I'm trying to change a String to timestamp, but in my zone, the last Sunday of March between 2:00 AM and 3:00 AM does not exist and returns null. Example:
scala> spark.sql("select to_timestamp('20220327 021500', 'yyyyMMdd HHmmss') from *").show(1)
--------------------------------------------------
|to_timestamp('20220327 021500', 'yyyyMMdd HHmmss')|
--------------------------------------------------
| null|
--------------------------------------------------
only showing top 1 row
scala> spark.sql("select to_timestamp('20220327 031500', 'yyyyMMdd HHmmss') from *").show(1)

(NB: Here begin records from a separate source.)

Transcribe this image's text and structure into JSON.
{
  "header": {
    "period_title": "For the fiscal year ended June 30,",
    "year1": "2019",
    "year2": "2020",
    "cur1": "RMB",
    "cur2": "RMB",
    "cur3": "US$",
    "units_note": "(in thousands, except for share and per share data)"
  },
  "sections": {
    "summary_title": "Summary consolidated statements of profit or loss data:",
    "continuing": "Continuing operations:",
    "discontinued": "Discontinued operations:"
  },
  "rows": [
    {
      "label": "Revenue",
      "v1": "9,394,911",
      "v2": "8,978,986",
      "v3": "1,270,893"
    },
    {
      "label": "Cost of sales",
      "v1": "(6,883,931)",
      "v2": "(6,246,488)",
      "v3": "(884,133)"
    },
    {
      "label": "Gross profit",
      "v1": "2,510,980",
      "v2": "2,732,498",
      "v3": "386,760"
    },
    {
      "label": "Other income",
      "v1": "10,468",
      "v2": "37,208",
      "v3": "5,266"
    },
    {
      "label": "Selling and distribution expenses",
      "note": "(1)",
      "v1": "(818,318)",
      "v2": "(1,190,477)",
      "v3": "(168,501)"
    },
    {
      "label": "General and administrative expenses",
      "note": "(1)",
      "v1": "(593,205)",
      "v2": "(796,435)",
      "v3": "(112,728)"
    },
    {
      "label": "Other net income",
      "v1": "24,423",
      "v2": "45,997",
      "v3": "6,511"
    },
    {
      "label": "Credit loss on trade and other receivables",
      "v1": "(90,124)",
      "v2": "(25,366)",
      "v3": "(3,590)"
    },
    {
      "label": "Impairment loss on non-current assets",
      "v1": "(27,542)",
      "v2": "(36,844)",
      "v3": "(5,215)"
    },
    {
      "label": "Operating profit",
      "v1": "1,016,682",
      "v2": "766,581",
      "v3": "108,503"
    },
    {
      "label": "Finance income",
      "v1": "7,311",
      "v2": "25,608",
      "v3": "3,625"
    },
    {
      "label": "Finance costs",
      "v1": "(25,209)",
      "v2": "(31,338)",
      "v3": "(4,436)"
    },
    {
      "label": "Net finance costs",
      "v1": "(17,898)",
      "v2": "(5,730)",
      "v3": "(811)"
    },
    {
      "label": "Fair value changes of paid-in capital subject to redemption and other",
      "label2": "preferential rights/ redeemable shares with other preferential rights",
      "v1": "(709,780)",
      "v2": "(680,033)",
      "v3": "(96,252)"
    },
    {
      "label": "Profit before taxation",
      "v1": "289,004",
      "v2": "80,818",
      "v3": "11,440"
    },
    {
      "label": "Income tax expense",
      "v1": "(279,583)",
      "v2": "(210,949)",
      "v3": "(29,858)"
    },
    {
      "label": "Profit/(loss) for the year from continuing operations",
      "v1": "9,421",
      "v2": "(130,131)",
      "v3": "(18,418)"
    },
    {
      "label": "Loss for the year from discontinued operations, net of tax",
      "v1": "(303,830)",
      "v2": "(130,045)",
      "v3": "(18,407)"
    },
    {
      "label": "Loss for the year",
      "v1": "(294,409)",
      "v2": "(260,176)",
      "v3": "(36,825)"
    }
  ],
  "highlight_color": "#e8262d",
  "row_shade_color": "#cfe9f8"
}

--------------------------------------------------
|to_timestamp('20220327 031500', 'yyyyMMdd HHmmss')|
--------------------------------------------------
| 2022-03-27 03:15:00|
--------------------------------------------------
only showing top 1 row
A solution may be to add one hour between 2:00 AM and 3:00 AM for those days, but I don't know how to implement this solution
I can't change the data source.
What can I do?
Thanks
EDIT
The official documentation says:
In Spark 3.1, from_unixtime, unix_timestamp,to_unix_timestamp, to_timestamp and to_date will fail if the specified datetime pattern is invalid. In Spark 3.0 or earlier, they result NULL. (1)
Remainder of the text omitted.